Dışarıda kriz yaratan şartlar bizde yok. Bu bakımdan şanslıyız.   Dışarıdaki kriz Amerikan kaynaklı dandik bonolardan kaynaklanıyor. Bu dandik bonoları satın alan, portföylerinde bulunduran finansal kuruluşlar (bankalar) teminat açığıyla karşılaştı.
Örneğin, 100 dolara satın alınan ve portföyle 100 dolarlık bir varlık olarak saklanan bononun, gerçek değerinin 10 dolar olduğu anlaşıldı. Bu durumda kalan finansal kuruluşlar “varlıktaki bu azalmayı” kapatma telaşına düştü.
Hükümetler, merkez bankaları bu durumdaki kuruluşlara para akıtarak teminat açıklarını kapatmaya çalışıyor. Teminat açığı şu veya bu şekilde kapatılamayanlar, birleştiriliyor, satılıyor. Veya batıyor.
Bu şekilde sorunu olan kuruluşların tabii olarak hisse senetlerinin değeri 100 dolardan 5 dolara, hatta 1 dolara düşüyor. O zaman borsalar çöküyor. 

Açığı olan para bulamıyor
Bu şekilde sorunu olan kuruluşlar para peşine düştükleri için, piyasalarda para bulmak zorlaşıyor. Parası olan başkasına vermekten korkuyor. Bunun sonunda reel sektörün olağan kredi çarkı işlemez oluyor. İhtiyacı olan krediyi bulamayan reel sektör kuruluşları (firmalar) güç duruma düşüyor. Bu durumdaki firmaların da hisse senetlerinin değeri düşüyor. 100 dolarlık hisse senetleri 40-70 dolara iniyor. Bu da borsalarda paniğe yol açıyor.
Gelelim Türkiye’nin durumuna. Anlaşıldığı kadarı ile bizim bankalarımız, başka ülkelerde  kriz çıkaran dandik senetlerden satın almamışlar. Portföylerinde bu tür senetlerden yok.
BDDK da bankalarımızı sıkı gözetliyor, denetliyor. Bizim bankalarımızın teminat açığı yok. İşte bunun için dışarıda kriz yaratan şartlar bizde yok.

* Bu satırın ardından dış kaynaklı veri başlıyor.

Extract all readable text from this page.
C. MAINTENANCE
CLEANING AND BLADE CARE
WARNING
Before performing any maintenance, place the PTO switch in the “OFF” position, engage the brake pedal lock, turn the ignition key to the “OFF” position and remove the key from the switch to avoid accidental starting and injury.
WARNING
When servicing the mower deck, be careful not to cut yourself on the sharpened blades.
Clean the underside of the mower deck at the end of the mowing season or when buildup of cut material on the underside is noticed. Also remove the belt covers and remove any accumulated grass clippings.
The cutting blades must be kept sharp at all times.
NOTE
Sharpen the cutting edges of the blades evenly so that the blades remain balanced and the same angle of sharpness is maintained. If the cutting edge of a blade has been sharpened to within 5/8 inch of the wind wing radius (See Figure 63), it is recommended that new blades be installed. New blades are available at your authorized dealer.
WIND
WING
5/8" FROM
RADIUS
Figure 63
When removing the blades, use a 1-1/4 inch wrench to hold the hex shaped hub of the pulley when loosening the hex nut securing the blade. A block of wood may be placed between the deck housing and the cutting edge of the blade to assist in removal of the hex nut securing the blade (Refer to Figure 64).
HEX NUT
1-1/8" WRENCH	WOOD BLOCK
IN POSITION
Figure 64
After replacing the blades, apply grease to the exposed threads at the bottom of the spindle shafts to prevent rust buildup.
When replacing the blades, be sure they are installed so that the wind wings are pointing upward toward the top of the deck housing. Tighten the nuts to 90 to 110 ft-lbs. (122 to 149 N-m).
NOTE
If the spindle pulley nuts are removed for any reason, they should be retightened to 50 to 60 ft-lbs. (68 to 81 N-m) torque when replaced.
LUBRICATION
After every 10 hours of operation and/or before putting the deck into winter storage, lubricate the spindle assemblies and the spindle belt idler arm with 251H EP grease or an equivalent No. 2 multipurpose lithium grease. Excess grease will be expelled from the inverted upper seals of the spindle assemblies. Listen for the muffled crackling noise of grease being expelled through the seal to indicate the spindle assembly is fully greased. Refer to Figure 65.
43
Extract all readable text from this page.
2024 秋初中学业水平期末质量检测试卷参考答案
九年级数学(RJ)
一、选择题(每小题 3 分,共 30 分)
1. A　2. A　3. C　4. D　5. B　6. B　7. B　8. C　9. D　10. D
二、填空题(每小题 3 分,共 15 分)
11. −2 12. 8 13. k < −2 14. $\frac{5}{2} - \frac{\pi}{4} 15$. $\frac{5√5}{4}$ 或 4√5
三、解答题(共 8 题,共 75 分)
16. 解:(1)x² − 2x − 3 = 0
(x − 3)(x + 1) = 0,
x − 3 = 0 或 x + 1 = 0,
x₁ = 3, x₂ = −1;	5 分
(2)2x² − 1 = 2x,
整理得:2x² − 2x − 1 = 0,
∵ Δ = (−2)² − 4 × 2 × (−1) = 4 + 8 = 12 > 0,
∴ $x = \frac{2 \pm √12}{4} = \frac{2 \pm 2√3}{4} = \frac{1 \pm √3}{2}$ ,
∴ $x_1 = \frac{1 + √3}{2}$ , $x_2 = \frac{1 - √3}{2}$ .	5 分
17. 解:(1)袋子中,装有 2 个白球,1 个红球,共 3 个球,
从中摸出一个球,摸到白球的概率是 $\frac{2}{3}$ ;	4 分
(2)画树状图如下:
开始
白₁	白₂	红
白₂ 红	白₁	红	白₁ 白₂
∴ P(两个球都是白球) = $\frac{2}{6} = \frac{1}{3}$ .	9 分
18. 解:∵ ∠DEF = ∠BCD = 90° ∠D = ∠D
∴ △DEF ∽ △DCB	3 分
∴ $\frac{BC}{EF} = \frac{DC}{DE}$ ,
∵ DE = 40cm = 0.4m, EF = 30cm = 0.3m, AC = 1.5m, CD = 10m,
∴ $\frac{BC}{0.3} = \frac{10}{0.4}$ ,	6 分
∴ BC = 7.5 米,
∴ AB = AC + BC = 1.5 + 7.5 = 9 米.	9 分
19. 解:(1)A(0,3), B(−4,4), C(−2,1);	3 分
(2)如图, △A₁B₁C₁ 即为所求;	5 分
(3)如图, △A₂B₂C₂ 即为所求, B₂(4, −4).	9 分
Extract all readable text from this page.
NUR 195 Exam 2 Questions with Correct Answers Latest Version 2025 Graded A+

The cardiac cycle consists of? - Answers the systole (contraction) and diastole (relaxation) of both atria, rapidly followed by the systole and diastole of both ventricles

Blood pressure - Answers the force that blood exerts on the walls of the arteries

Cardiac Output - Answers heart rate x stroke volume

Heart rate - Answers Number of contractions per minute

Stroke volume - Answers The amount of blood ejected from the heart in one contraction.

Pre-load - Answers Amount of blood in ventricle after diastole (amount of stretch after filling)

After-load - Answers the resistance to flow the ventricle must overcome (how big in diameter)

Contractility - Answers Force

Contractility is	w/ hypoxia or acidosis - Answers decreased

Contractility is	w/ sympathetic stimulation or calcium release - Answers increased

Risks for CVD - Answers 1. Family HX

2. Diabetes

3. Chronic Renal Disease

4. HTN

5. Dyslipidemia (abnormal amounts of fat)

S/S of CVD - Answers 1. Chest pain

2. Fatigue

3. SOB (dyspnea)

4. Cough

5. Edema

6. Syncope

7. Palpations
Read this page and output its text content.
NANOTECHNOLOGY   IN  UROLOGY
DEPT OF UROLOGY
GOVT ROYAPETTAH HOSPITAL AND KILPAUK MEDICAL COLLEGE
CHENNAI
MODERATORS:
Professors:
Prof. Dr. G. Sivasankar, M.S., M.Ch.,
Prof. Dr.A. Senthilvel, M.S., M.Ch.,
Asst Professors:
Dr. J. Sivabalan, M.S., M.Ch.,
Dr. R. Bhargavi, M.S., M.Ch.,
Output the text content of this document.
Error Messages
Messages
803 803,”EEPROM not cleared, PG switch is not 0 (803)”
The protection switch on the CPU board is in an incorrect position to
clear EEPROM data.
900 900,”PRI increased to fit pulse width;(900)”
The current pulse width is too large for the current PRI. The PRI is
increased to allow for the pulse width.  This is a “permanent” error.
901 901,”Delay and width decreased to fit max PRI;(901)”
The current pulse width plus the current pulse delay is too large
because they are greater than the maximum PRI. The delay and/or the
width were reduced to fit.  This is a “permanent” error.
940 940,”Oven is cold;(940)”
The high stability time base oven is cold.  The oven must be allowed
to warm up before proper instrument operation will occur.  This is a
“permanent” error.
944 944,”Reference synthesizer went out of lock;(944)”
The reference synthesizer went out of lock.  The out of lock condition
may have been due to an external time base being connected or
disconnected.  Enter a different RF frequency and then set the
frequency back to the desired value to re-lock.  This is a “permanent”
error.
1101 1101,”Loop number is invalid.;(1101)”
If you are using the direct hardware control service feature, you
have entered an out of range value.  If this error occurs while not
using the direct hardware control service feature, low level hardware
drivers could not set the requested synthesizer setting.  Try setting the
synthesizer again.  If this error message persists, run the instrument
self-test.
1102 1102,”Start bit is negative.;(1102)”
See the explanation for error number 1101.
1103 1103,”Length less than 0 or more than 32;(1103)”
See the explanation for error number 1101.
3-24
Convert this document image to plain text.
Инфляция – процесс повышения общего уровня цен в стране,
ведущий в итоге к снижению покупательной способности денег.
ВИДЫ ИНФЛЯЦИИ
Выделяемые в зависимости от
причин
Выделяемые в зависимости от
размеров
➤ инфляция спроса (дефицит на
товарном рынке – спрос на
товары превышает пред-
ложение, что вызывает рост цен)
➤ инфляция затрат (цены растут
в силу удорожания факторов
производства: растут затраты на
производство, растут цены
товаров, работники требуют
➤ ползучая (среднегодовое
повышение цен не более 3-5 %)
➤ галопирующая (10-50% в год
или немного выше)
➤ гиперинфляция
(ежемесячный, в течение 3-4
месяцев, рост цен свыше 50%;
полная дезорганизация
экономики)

İyi de... O halde biz krizden neden etkilenmeye başladık? (1) Bizim büyük döviz borcumuz var. (2) Döviz açığımız var. Kriz nedeniyle dünya piyasalarında para kıtlaşıyor. Borç almak güçleşiyor. Borçlanma maliyeti artıyor. 

Fazla üzülmeyebiliriz
Henüz döviz girişinde bir tıkanıklık yok ama “İleride n’olur?” endişesi var.
Bizde bankalar, sanayi kuruluşları faaliyetlerini sürdürüyor. Bankalar, fabrikalar yerinde duruyor. Batan yok. Yardım isteyen yok... Buna rağmen borsada hisse senedi fiyatları düşüyor. Hisse senedi fiyatları, bu senetlerin ait olduğu bankaların, şirketlerin güç durumda olduğu için düşmüyor, dünyada esen rüzgârın etkisiyle aşağıya iniyor.
Bizim reel sektörümüzü üzecek olan, iç ve dış piyasadaki daralma olacaktır. Yurtdışındaki alıcılar bir süre tüketimi kısacak. İçeride de talepte gerileme görülecek. Ama burada da bir şansımız var.
Bizim reel sektörümüz yatırım malı, lüks mal üretmiyor. Orta sınıfın tükettiği malları üretiyor. Bunların çoğu tüketicinin hayatını sürdürmek için devamlı olarak tükettiği mallar. İşte bu da bizim için bir şanstır.